The Iran Nuclear Deal means Iran gets relief from economic sanctions in return for limiting its nuclear activities and opening itself up to inspections. As a result, Iran can now export its goods, including oil. But what does it mean for Permian Basin Oil?
It is not a done deal yet. But if it goes through, Iranian exports could cause lower oil prices. West Texas operators say this will have a negative impact on their industry.
“U.S. produced oil that provides jobs and pays taxes can’t go on the global market, yet a sponsor, a known sponsor of terrorism can export their crude with our blessing,” said Steve Pruett, President & CEO of Elevation Resources.

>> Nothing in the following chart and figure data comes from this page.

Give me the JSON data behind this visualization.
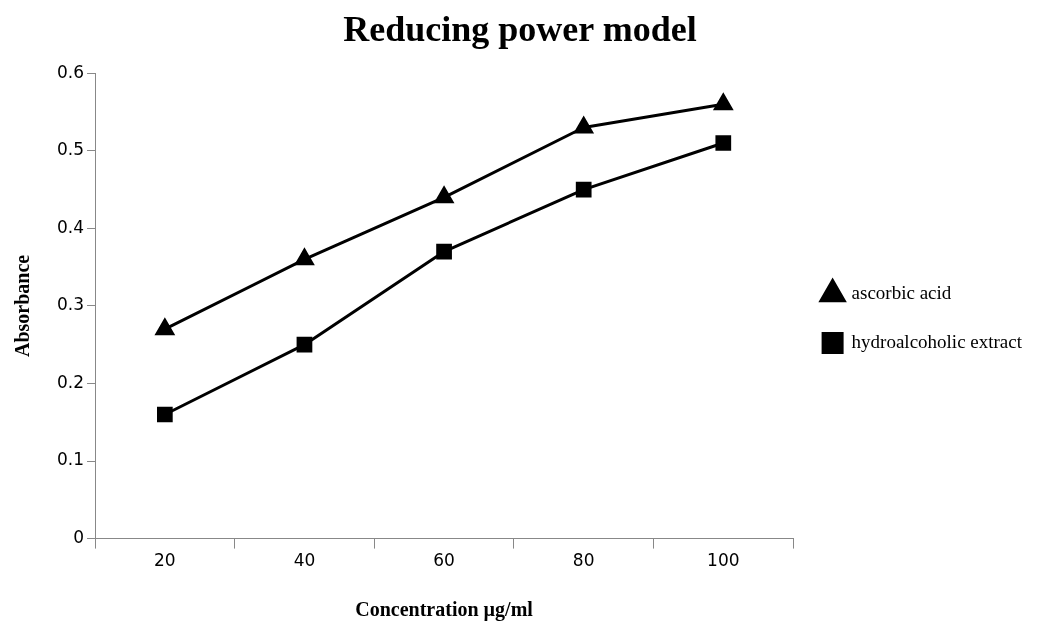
{
  "chart_data": {
    "type": "line",
    "title": "Reducing power model",
    "xlabel": "Concentration µg/ml",
    "ylabel": "Absorbance",
    "categories": [
      "20",
      "40",
      "60",
      "80",
      "100"
    ],
    "series": [
      {
        "name": "ascorbic acid",
        "color": "#000000",
        "marker": "triangle",
        "values": [
          0.27,
          0.36,
          0.44,
          0.53,
          0.56
        ]
      },
      {
        "name": "hydroalcoholic extract",
        "color": "#000000",
        "marker": "square",
        "values": [
          0.16,
          0.25,
          0.37,
          0.45,
          0.51
        ]
      }
    ],
    "ylim": [
      0,
      0.6
    ],
    "yticks": [
      0,
      0.1,
      0.2,
      0.3,
      0.4,
      0.5,
      0.6
    ],
    "grid": false,
    "legend": "right",
    "line_style": "solid"
  }
}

Iran will have to show compliance to the deal over time, which means most of the effects of the effects will likely be seen on the long term.
“Iran had shut in a lot of its production,” Pruett said. “They can’t just open a valve and turn it back on overnight.”
But some of the effects could be seen fairly quickly after the deal is finalized.
“The immediate impact on the global market which will affect the Permian Basin is there is about 20 million barrels of oil owned by Iran floating in supertankers and another 20,000 barrels of condensate,” Pruett said.
That oil hitting the market could be what brings the prices down.
“We were hoping for $60 oil in 2016, we saw $60 oil in May. We’re back into the low $50’s but I don’t expect a recovery until 2017,” Pruett said.
A solution to this, according to Ben Shepperd with the Permian Basin Petroleum Association could be lifting the ban on U.S. crude exports.
“We must lift the ban on crude oil exports and give our allies around the world a safe, reliable source of petroleum from the United States, not just additional supplies from unstable countries like Iran,” Shepperd said in a statement.
The hope for exporting U.S. crude now lies on different versions of the same bill in the house and senate that would lift the 40-year ban.